Airflow Sensor Timeout Fix
In this tutorial, you'll learn about Airflow Sensor Timeout Fix. We cover key concepts, practical examples, and best practices to help you understand and apply this topic effectively.
A sensor task runs forever:
wait_for_file = FileSensor(
task_id="wait_for_file",
filepath="/data/input.csv",
poke_interval=60, # Check every 60 seconds
timeout=3600, # Timeout after 1 hour
)
The sensor times out after 1 hour and the task fails, but it appeared to be "running" the entire time. Sensors use poke mode by default, which blocks a worker slot for the entire duration. If timeout is not set or is too short, the sensor either runs forever or fails prematurely.
Step-by-Step Fix
1. Set both poke_interval and timeout
WRONG — missing or zero timeout:
sensor = S3KeySensor(
task_id="wait_for_s3_file",
bucket_key="data/input.csv",
poke_interval=60, # Checks every 60s
# timeout not set — waits forever!
)
RIGHT — set an appropriate timeout:
sensor = S3KeySensor(
task_id="wait_for_s3_file",
bucket_key="data/input.csv",
poke_interval=30, # Check every 30 seconds
timeout=7200, # Stop after 2 hours
soft_fail=True, # Skip instead of fail on timeout
)
2. Use mode="reschedule" for long-running sensors
WRONG — using default mode="poke" for sensors that wait hours:
sensor = S3KeySensor(
task_id="wait_for_file",
poke_interval=300, # 5 minutes
timeout=86400, # 24 hours
# mode="poke" — blocks a worker slot for 24 hours!
)
RIGHT — use reschedule mode:
sensor = S3KeySensor(
task_id="wait_for_file",
poke_interval=300,
timeout=86400,
mode="reschedule", # Frees the worker slot between pokes
)
In reschedule mode, the task releases its slot between checks, so workers can Process other tasks.
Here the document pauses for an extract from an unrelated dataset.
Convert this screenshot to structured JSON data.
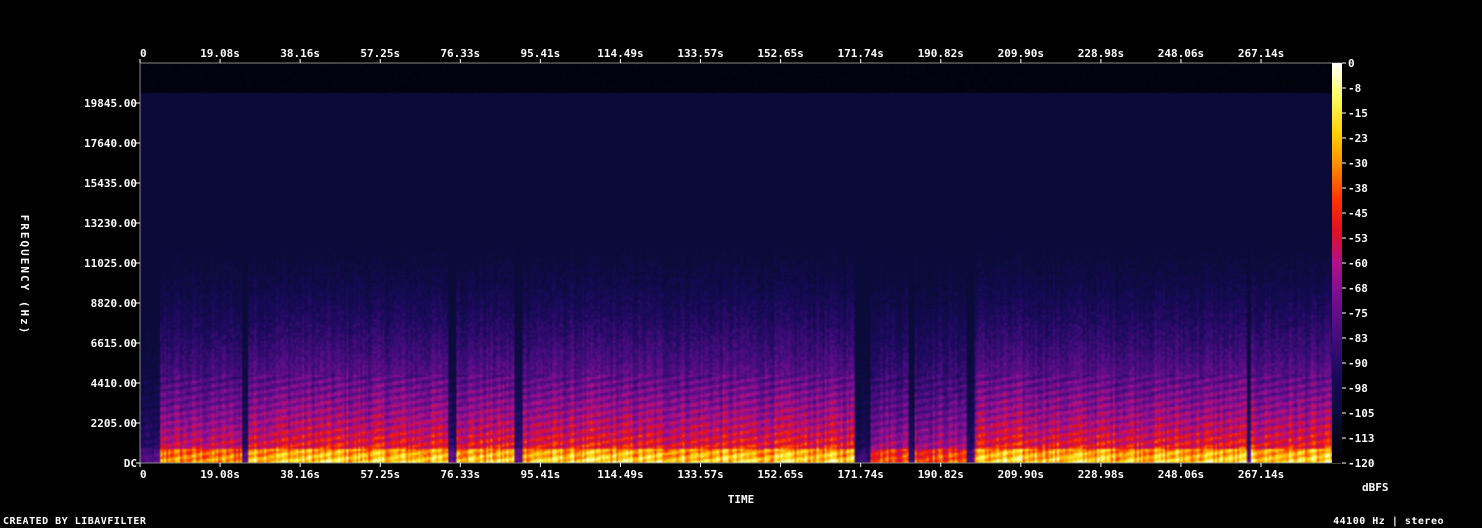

3. Use efficient poke_interval
WRONG — checking too frequently:
poke_interval=5 # Every 5 seconds — unnecessary for file wait
RIGHT — match to the expected availability:
# For a file expected within 1 hour
poke_interval=60 # Every minute is fine
# For a file expected within 24 hours
poke_interval=300 # Every 5 minutes is sufficient
4. Use deferrable operators
Airflow 2.2+ supports deferrable operators that use async triggers:
sensor = S3KeySensor(
task_id="wait_for_file",
bucket_key="data/input.csv",
deferrable=True, # Uses async trigger (no worker slot)
poke_interval=60,
timeout=86400,
)
This is the most efficient approach — zero worker slot usage while waiting.
5. Implement a custom sensor with exponential backoff
class BackoffFileSensor(BaseSensorOperator):
def __init__(self, filepath, max_wait=86400, **kwargs):
super().__init__(**kwargs)
self.filepath = filepath
self.max_wait = max_wait
def poke(self, context):
elapsed = (datetime.utcnow() - context["task_instance"].start_date).total_seconds()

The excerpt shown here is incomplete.